# Kadesma's obituary and guest book.



## Katie H

Ever since we learned of kadesma's death I've been looking for her obituary.  I found it here.  There's also a link to the funeral home to click on.

We'll now have an opportunity to sign her guest book.  In the space for my last name I put (DiscussCooking.com) next to my last name so her family would know that I am part of kadesma's Internet family.


----------



## Whiskadoodle

Thank you Katie.


----------



## Katie H

There's also an option to light a candle, if one so desires.


----------



## Dawgluver

Thanks, Katie.  I'd tried to find it too, may have been too soon.


----------



## gmpoggi

I think you have the correct link.  I am pasting it here as well.  There is a guest book for the Modesto Bee as well.  It is to the right of her photos.
Carole Toso Obituary: View Carole Toso's Obituary by Modesto Bee
 We are having a celebration of her life on Monday.  We will post photos of the event on the guest book that is next to her pictures if you want to see them.  Give us some time though.  I can't promise it will be done on Monday.  
 Thank you again for the flowers and outpouring of love for my mother.
 Gina


----------



## jennyema

Holy ****!!!  Really ??

I didn't realize the reposting of her recipes recently were because she had passed.

So sad .  She was delightful.


----------



## Kayelle

Katie, I wonder if it's possible to post this link to her guest book?

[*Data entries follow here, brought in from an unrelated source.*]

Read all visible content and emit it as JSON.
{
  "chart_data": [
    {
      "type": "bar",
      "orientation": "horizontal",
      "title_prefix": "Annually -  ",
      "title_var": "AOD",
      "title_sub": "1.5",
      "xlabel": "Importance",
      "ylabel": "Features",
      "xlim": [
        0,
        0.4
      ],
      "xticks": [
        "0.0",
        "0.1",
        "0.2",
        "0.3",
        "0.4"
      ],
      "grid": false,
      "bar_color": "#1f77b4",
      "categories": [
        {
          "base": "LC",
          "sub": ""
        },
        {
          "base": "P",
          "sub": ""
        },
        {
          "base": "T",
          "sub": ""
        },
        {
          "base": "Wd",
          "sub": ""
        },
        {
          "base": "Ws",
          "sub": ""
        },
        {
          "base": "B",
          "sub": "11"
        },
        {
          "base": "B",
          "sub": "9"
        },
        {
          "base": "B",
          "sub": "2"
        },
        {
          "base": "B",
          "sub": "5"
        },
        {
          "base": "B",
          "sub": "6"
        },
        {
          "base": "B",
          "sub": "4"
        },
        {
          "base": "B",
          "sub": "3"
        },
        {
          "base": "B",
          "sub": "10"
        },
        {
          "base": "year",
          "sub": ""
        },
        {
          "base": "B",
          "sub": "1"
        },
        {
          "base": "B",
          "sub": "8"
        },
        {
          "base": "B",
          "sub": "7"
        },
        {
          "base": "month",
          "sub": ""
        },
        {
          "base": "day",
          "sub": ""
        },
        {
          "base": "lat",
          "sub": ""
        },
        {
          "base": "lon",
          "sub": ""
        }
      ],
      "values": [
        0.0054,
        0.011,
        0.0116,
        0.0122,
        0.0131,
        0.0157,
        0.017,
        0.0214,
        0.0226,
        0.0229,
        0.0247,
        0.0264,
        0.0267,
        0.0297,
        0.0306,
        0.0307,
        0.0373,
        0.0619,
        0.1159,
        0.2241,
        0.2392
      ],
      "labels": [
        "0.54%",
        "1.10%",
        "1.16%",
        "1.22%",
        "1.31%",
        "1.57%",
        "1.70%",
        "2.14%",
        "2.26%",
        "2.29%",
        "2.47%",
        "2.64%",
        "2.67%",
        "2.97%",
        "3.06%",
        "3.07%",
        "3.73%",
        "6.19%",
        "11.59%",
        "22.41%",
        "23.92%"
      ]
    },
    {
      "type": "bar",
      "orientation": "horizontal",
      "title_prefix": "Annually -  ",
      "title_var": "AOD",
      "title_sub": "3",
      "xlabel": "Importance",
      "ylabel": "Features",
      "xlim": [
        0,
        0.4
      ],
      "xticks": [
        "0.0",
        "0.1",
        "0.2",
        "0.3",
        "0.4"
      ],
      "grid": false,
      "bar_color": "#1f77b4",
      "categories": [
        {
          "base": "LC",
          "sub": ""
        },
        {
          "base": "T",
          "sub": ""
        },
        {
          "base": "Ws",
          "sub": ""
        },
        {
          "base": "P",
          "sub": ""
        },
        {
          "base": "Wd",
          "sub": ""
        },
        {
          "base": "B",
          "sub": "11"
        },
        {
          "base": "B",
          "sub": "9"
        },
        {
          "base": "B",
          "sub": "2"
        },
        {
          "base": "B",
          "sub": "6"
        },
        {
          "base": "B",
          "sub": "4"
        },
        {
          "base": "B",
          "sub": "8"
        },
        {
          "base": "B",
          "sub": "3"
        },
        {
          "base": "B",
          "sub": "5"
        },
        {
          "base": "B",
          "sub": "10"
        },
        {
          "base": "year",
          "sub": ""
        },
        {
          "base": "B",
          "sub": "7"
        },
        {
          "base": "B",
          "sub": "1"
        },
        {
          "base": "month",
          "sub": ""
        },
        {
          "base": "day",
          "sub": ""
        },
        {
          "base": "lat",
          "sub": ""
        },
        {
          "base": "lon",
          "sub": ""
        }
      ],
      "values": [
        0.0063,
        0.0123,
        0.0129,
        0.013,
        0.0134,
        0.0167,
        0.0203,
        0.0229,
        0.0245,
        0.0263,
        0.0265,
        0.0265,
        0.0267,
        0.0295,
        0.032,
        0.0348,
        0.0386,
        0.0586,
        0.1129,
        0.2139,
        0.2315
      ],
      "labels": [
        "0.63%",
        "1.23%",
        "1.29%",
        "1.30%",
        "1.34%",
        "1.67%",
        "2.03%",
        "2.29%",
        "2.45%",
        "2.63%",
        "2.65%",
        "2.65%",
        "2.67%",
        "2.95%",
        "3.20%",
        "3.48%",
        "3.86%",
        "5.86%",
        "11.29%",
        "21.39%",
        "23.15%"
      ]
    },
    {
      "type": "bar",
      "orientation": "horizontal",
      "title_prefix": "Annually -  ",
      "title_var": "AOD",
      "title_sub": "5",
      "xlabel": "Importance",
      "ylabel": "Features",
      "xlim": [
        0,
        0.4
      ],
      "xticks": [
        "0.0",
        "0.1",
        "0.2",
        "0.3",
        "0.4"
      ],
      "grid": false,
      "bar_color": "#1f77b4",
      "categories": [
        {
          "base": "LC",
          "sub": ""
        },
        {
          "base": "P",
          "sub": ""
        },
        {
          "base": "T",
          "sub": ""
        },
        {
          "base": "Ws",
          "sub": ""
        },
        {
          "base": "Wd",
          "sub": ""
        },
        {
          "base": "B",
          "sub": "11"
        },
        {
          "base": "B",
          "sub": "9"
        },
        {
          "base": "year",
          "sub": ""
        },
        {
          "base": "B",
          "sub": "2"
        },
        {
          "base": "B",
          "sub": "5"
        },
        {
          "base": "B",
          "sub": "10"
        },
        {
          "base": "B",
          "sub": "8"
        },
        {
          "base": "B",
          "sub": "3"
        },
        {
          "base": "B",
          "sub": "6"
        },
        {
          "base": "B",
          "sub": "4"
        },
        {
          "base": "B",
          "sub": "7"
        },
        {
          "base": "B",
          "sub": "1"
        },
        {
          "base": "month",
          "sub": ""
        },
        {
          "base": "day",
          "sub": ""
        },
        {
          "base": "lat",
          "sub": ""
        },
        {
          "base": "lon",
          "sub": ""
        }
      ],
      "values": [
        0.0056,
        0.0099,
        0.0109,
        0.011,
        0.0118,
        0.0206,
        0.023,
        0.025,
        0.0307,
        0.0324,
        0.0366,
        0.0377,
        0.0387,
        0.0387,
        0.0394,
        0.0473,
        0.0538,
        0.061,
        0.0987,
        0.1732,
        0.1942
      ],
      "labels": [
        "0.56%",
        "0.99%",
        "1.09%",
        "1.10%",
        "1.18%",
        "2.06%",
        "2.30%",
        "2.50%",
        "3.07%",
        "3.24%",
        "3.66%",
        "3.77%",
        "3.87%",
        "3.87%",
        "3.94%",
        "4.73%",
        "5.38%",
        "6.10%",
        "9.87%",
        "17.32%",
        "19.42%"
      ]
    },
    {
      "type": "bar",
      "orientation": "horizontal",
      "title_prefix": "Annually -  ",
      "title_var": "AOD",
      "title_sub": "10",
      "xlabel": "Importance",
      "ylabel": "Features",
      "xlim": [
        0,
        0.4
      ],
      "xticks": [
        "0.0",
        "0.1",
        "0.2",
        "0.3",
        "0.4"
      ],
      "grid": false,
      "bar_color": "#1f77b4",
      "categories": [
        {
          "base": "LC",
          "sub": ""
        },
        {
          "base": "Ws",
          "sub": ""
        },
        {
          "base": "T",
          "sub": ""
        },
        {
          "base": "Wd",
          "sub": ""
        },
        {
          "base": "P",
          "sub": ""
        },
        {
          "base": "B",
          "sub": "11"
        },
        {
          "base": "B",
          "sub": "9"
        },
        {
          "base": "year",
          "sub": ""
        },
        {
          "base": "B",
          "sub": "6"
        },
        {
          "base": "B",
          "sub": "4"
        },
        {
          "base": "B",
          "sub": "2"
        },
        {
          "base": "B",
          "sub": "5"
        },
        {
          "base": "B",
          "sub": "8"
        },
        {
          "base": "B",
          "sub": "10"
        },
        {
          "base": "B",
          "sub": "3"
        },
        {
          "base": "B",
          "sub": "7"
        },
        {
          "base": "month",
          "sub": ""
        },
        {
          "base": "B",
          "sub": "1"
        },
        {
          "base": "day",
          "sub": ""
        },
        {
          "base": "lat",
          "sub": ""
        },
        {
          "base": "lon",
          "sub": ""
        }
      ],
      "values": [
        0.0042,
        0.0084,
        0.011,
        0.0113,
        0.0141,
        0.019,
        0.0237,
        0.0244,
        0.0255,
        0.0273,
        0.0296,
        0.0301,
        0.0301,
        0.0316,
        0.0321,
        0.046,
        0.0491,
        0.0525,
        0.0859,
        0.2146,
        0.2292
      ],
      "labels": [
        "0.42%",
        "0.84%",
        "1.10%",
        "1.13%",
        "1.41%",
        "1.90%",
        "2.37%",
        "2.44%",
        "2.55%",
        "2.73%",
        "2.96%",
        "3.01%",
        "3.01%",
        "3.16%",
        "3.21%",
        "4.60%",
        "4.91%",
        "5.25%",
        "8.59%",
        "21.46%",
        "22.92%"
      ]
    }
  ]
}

http://www.discusscooking.com/forums/f29/we-must-say-farewell-to-one-of-our-own-88077.html


----------



## Katie H

I don't know, Kayelle.  Perhaps someone with more computer savvy could help.


----------



## CatPat

I saw this. I am very sad. Rest well, kadesma.

With love,
~Cat


----------



## tropical cooker

I posted your link to the guest book.  I don't know if the censors reviewing the entiries will let it through.  We'll see.


----------



## Katie H

tropical cooker said:


> I posted your link to the guest book.  I don't know if the censors reviewing the entiries will let it through.  We'll see.




Hooray!  The censors allowed the link.  Thank you.


----------



## middie

She passed???? What happened???? Oh my gosh I'm so sad


----------



## msmofet

Rest in peace Ma.


----------



## Chief Longwind Of The North

Thanks Katie.

Seeeeeya; Chief Longwind of the North


----------